The Portola Valley Open Space Committee voted Thursday to ask the town council and town attorney for a formal legal opinion and a forensic accounting of the Open Space Fund, citing uncertainty about whether utility-user–tax revenue intended for open-space acquisition can lawfully be used for trail or other maintenance. The motion was made by the committee chair, Carter, and (according to the meeting record) seconded by Gary; it passed by voice vote with no recorded opposition.
Why it matters: Committee members said the town uses the fund to protect and acquire land but has wrestled recently with whether the fund can cover maintenance costs that the general fund has traditionally borne. If the fund’s allowable uses are more restricted than some on the town council assume, reallocating money to maintenance could risk legal challenge or violate the original voter intent that created the utility tax.
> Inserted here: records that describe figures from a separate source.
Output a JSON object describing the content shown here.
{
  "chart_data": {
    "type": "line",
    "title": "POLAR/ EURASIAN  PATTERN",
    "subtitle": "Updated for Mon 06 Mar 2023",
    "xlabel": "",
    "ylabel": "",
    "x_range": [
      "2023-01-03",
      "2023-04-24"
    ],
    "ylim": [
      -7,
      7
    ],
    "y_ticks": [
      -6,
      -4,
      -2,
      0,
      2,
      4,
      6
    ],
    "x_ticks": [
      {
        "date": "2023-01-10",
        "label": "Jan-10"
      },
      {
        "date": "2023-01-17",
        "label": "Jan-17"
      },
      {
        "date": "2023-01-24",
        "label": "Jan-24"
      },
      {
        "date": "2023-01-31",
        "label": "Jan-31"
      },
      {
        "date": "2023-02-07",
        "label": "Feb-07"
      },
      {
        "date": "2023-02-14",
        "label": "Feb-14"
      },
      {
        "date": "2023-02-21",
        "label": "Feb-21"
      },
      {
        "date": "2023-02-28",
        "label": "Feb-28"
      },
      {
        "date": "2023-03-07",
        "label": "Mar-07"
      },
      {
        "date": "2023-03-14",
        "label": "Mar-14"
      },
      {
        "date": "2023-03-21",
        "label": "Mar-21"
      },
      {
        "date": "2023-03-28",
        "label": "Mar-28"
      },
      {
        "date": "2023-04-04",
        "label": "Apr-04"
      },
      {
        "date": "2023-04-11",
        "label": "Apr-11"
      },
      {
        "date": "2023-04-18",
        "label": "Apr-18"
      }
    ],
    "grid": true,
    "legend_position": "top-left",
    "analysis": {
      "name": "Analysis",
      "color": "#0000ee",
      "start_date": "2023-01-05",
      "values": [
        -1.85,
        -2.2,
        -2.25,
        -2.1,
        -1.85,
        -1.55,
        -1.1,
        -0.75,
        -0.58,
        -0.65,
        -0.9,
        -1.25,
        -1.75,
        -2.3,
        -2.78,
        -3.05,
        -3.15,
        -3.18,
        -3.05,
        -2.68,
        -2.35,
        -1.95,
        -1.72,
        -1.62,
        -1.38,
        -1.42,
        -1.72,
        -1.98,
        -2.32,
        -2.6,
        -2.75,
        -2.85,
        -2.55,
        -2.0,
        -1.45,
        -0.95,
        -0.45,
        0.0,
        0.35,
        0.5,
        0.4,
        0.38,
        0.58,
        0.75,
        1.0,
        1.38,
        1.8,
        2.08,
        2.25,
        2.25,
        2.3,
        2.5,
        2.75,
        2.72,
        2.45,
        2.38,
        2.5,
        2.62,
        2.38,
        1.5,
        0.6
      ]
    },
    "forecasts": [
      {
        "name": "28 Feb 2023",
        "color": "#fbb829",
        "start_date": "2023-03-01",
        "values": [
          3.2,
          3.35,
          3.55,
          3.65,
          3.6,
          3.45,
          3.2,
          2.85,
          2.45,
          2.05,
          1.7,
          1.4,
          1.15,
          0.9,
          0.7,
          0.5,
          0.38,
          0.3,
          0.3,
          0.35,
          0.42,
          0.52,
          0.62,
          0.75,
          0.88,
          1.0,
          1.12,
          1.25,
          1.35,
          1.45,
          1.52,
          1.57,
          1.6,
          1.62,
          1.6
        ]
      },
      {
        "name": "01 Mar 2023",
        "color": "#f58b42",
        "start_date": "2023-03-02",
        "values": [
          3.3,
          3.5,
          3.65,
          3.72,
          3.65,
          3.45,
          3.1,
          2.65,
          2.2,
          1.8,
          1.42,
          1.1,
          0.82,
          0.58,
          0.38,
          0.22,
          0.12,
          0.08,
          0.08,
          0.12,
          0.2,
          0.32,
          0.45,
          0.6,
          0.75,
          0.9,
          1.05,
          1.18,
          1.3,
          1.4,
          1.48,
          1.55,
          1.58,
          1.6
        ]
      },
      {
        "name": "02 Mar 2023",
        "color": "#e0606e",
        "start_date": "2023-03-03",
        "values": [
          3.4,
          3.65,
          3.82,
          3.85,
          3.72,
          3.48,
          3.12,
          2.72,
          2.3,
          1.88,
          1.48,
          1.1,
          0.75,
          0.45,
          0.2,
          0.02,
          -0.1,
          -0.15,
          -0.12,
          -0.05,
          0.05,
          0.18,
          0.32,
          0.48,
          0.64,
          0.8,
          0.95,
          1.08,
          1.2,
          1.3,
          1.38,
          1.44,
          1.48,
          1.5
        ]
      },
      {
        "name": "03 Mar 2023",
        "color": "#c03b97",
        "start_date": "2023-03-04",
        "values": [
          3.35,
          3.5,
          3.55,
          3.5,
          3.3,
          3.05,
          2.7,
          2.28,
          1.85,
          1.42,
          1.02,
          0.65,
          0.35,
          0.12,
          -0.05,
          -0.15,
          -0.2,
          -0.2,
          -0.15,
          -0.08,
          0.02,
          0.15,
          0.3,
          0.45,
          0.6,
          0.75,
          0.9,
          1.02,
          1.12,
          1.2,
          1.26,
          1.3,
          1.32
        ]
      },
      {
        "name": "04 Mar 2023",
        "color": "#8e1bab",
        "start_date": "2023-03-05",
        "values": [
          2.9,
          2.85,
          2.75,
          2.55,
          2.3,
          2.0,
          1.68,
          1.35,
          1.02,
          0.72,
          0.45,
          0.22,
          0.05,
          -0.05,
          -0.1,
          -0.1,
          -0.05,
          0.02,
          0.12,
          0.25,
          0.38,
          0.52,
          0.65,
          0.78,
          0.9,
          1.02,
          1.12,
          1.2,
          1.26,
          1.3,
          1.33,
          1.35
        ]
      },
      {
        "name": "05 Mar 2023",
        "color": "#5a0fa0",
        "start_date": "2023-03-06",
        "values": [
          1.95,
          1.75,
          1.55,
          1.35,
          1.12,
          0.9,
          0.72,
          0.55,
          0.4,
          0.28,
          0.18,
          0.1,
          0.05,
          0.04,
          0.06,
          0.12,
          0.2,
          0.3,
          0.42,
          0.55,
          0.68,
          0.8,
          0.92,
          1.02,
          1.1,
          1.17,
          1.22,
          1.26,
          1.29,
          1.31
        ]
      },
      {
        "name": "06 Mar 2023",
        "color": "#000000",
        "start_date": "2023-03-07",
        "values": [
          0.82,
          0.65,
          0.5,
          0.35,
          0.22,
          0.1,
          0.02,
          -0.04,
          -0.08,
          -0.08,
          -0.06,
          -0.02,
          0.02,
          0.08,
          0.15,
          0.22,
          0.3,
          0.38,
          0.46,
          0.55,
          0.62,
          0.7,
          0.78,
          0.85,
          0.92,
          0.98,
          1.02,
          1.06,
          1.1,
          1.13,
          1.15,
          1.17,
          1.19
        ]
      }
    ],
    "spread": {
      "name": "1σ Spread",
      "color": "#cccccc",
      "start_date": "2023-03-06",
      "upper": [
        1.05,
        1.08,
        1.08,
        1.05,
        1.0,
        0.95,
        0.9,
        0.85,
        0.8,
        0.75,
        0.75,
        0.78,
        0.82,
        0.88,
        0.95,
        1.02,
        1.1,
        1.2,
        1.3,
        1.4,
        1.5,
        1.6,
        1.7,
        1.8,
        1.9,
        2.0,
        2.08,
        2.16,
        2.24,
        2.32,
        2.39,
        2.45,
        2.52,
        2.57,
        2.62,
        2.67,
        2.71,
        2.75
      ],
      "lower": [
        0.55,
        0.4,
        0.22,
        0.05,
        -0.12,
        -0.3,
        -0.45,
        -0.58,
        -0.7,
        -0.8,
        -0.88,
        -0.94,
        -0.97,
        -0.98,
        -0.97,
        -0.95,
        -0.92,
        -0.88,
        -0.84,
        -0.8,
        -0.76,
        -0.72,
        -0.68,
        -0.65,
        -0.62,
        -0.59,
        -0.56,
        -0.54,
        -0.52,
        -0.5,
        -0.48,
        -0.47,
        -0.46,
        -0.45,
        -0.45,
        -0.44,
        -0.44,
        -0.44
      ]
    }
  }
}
Carter, the committee chair, argued the group should await a formal legal opinion before recommending charter changes. “I think we need to kinda stick to the original guns, which is to say… maintenance… is really a general fund responsibility, and not an open space fund responsibility,” Carter said during the meeting.
Nona, a long-serving committee member, told the panel that prior work by a conservation subcommittee outlined a scope of maintenance that could be eligible for Open Space Fund support if the attorney agrees, but stressed the committee needs better financial transparency to proceed. She noted the committee previously recommended about $45,000 for open-space maintenance in one year and about $65,000 in the next; committee members said they are not sure those recommended amounts were fully spent and asked staff to provide the actual expenditure records.
The committee’s motion asked the town to deliver two items: (1) a legal assessment from the town attorney based on the original voter information that created the utility tax, and (2) a forensic accounting of how Open Space Fund dollars were used in the last two fiscal cycles along with what the general fund paid for related activities. Members said the town’s finance director, Tony McFarland, expects to provide more complete financial data in the back half of the year.
Next steps: The committee will await the town attorney’s written opinion and the requested financial information before considering any charter revisions or formal recommendations to change how the Open Space Fund is used.